Perhaps Porter’s knives will one day sit in The Knife Place’s case of locally made knives. He and Gaskin both share a similar appreciation for the storied skill of forging steel, although they pursue their interests differently. In Gaskins’ shop, the rows of knives gleaming quietly in glass cases are the result of a childhood appreciation for well-crafted blades that inspired a career. In Porter’s shop, the same appreciation for a well-made knife is expressed in hot steel and flying slag.
Knife-collecting and blacksmithing are no longer common hobbies or vocations, but Gaskins and Porter both have advice for those interested in exploring those topics. Gaskins’ advice to fledgling knife collectors is to start small. “They just need to figure out what direction they want to go in,” he says. “If they’re going into the older-style knives, I would tell them to pick a style and a brand that they like.
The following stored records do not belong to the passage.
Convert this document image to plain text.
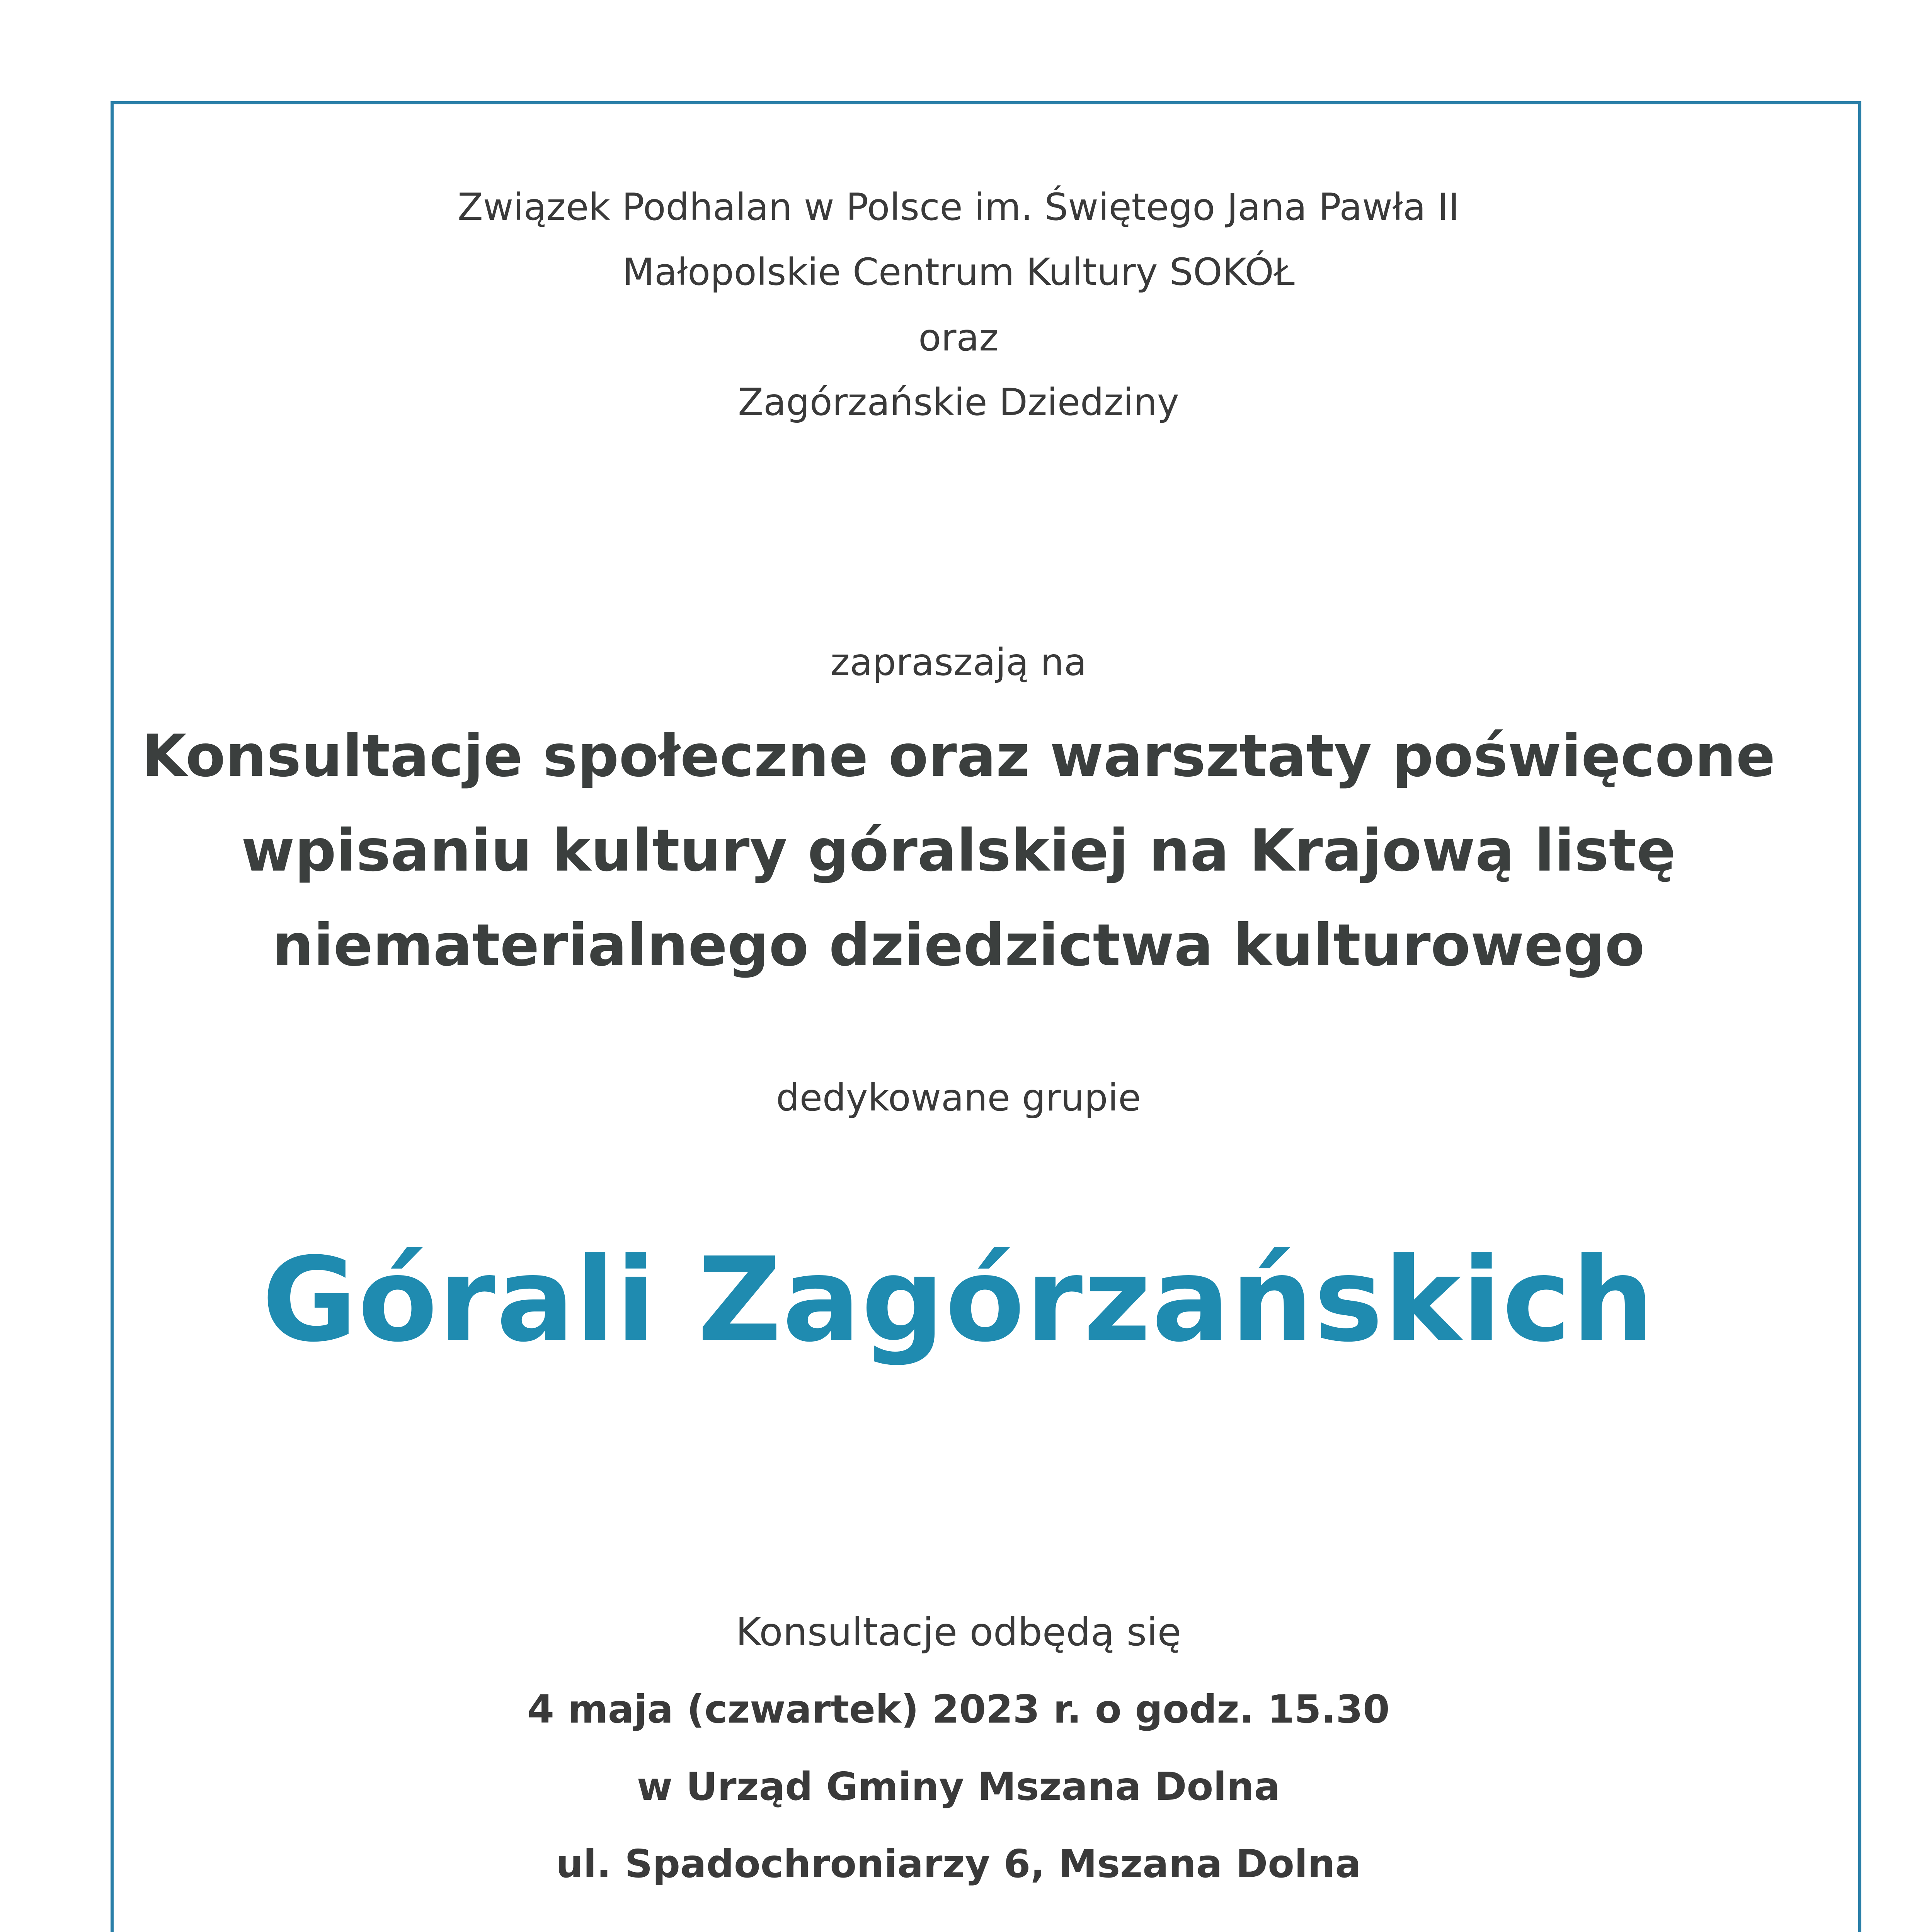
Związek Podhalan w Polsce im. Świętego Jana Pawła II
Małopolskie Centrum Kultury SOKÓŁ
oraz
Zagórzańskie Dziedziny
zapraszają na
Konsultacje społeczne oraz warsztaty poświęcone
wpisaniu kultury góralskiej na Krajową listę
niematerialnego dziedzictwa kulturowego
dedykowane grupie
Górali Zagórzańskich
Konsultacje odbędą się
4 maja (czwartek) 2023 r. o godz. 15.30
w Urząd Gminy Mszana Dolna
ul. Spadochroniarzy 6, Mszana Dolna
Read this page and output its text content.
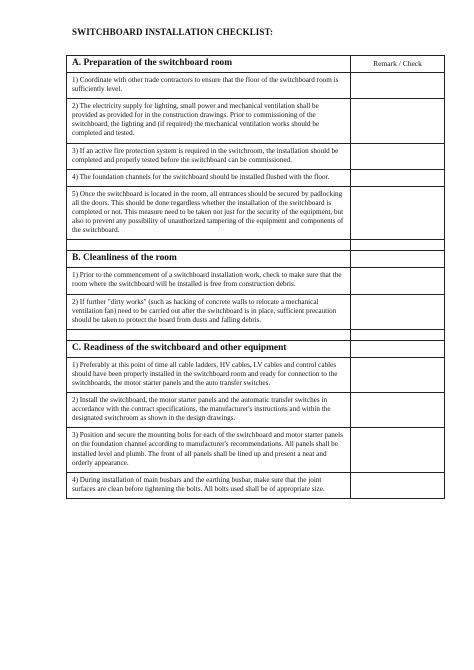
SWITCHBOARD INSTALLATION CHECKLIST:
A. Preparation of the switchboard room	Remark / Check

1) Coordinate with other trade contractors to ensure that the floor of the switchboard room is sufficiently level.	

2) The electricity supply for lighting, small power and mechanical ventilation shall be provided as provided for in the construction drawings. Prior to commissioning of the switchboard, the lighting and (if required) the mechanical ventilation works should be completed and tested.	

3) If an active fire protection system is required in the switchroom, the installation should be completed and properly tested before the switchboard can be commissioned.	

4) The foundation channels for the switchboard should be installed flushed with the floor.	

5) Once the switchboard is located in the room, all entrances should be secured by padlocking all the doors. This should be done regardless whether the installation of the switchboard is completed or not. This measure need to be taken not just for the security of the equipment, but also to prevent any possibility of unauthorized tampering of the equipment and components of the switchboard.	

B. Cleanliness of the room	

1) Prior to the commencement of a switchboard installation work, check to make sure that the room where the switchboard will be installed is free from construction debris.	

2) If further "dirty works" (such as hacking of concrete walls to relocate a mechanical ventilation fan) need to be carried out after the switchboard is in place, sufficient precaution should be taken to protect the board from dusts and falling debris.	

C. Readiness of the switchboard and other equipment	

1) Preferably at this point of time all cable ladders, HV cables, LV cables and control cables should have been properly installed in the switchboard room and ready for connection to the switchboards, the motor starter panels and the auto transfer switches.	

2) Install the switchboard, the motor starter panels and the automatic transfer switches in accordance with the contract specifications, the manufacturer's instructions and within the designated switchroom as shown in the design drawings.	

3) Position and secure the mounting bolts for each of the switchboard and motor starter panels on the foundation channel according to manufacturer's recommendations. All panels shall be installed level and plumb. The front of all panels shall be lined up and present a neat and orderly appearance.	

4) During installation of main busbars and the earthing busbar, make sure that the joint surfaces are clean before tightening the bolts. All bolts used shall be of appropriate size.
Otherwise it’s too broad, and you can invest way too much money really quick.” He also suggests collecting knives by year and recommends that fans of contemporary, tactical-style knives focus on collecting a particular brand.
Learning the art of hand-forging knives is not as simple. Porter cautions, “It’s not a process you can just jump into, and start-up is expensive. Forges, anvils, grinders, belts, hand tools, and a heat-treatment oven are not cheap or ligh-hearted investments. People should be prepared to ruin lots of attempts and for the process to be much more laborious than they probably imagine.” His advice is to explore the hobby before committing to getting started, ideally by watching other artisans work in their own forges. Porter warns,
For those that get bit by the forging bug, I will warn you, it’s very addictive and hard to stop once you find the freedom that being able to forge steel allows.
Knife-collecting and metal-forging may not be popular trends or hobbies right now. But the art of knife-making and deep appreciation for the beauty of the tools live on in small shops and out-of-the-way workshops. With artisans like Jonathan Porter and passionate collectors like Patrick Gaskins, knife-making and collecting are sure to remain a part of peoples’ lives for many, many years to come.